Telescópio Webb da NASA vai explorar sistema planetário vizinho totalmente empoeirado

Por : Metro World News

Os pesquisadores usarão o telescópio espacial James Webb da NASA para estudar Beta Pictoris, um jovem sistema planetário intrigante que possui pelo menos dois planetas, uma confusão de corpos rochosos menores e um disco empoeirado. 

Como detalhado, por meio de comunicado, os objetivos incluem obter uma melhor compreensão das estruturas e propriedades da poeira para melhor interpretar o que está acontecendo no sistema.

Como está a apenas 63 anos-luz de distância e repleto de poeira, ele parece brilhante na luz infravermelha – e isso significa que há muitas informações para Webb coletar.

O programa de Stark irá obter uma imagem direta do sistema após bloquear a luz da estrela para reunir uma série de novos detalhes sobre sua poeira. 

Como revelado pela NASA, os programas de Chen coletam espectros, que espalham a luz como um arco-íris para revelar quais elementos estão presentes.

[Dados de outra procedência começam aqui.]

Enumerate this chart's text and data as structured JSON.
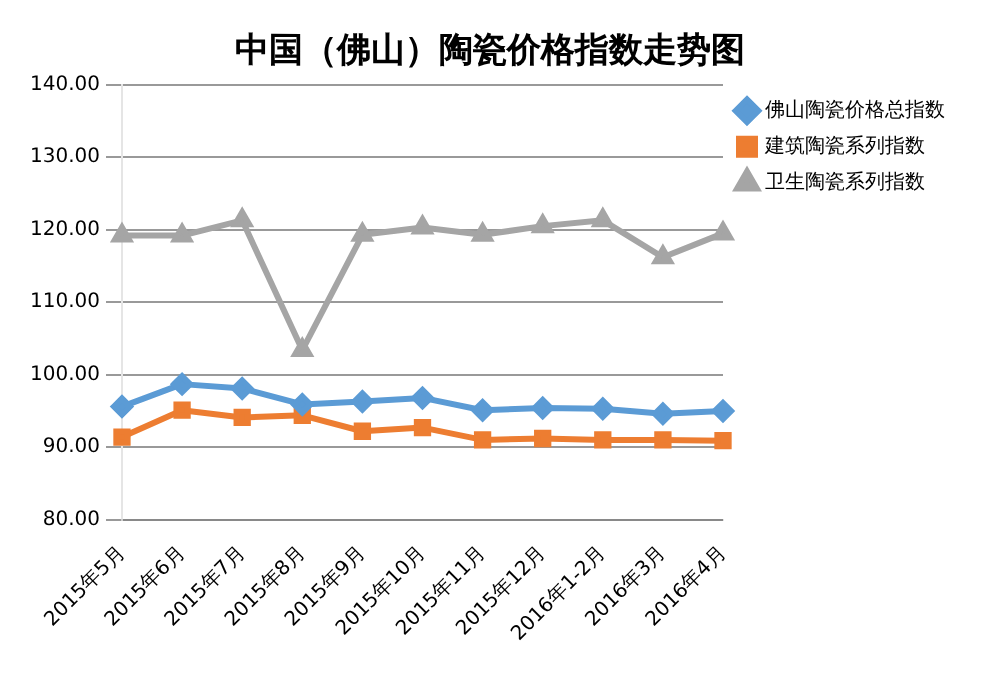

Todos os três programas de observação irão adicionar detalhes críticos ao que se sabe sobre este sistema próximo.

Primeiro, uma revisão do que sabemos

Beta Pictoris tem sido regularmente estudado em rádio, infravermelho e luz visível desde os anos 1980. A própria estrela tem o dobro da massa do nosso Sol e é um pouco mais quente, mas também significativamente mais jovem. 

Nesse estágio, a estrela é estável e hospeda pelo menos dois planetas, ambos muito mais massivos do que Júpiter. Mas este sistema planetário é notável porque é onde os primeiros exocometas foram descobertos. Há muitos corpos girando em torno desse sistema!

Como nosso próprio sistema solar, Beta Pictoris tem um disco de detritos, que inclui cometas, asteróides, rochas de vários tamanhos e muita poeira em todas as formas que orbitam a estrela. 

Como revelado pela NASA, esse anel externo de poeira e detritos também é onde ocorre muita atividade. Seixos e pedras podem estar colidindo e se quebrando em pedaços bem menores – enviando muita poeira.

Examinando este sistema planetário – NASA

A equipe de Stark usará os coronógrafos de Webb, que bloqueiam a luz da estrela, para observar as porções tênues do disco de detritos que cercam todo o sistema. 

As imagens de Webb permitirão aos pesquisadores estudar como os pequenos grãos de poeira interagem com os planetas que estão presentes naquele sistema. 

Além disso, Webb irá detalhar toda a poeira fina que sai desses objetos, permitindo aos pesquisadores inferir a presença de corpos rochosos maiores e qual é sua distribuição no sistema. 

Eles também avaliarão cuidadosamente como a poeira espalha a luz e reabsorve e reemite luz quando está quente, permitindo que eles restrinjam a composição da poeira. 

Como revelado pela NASA, ao catalogar as especificidades do Beta Pictoris, os pesquisadores também avaliarão o quão semelhante este sistema é ao nosso sistema solar, ajudando-nos a entender se o conteúdo do nosso sistema solar é único.

O primeiro modelo combina dados existentes sobre o sistema, incluindo rádio, infravermelho próximo, infravermelho distante e luz visível de observatórios espaciais e terrestres. Com o tempo, a equipe adicionará as imagens de Webb para fazer uma análise mais completa.

Poeira como um anel decodificador

Pense no disco de destroços de Beta Pictoris como uma rodovia elíptica muito movimentada – exceto uma onde não há muitas regras de trânsito. 

Como revelado pela NASA, as colisões entre cometas e rochas maiores podem produzir partículas finas de poeira que, subsequentemente, se espalham por todo o sistema.

Em particular, há uma nuvem de monóxido de carbono na borda do disco que interessa muito a esses pesquisadores. É assimétrico e tem um lado irregular e ondulado. 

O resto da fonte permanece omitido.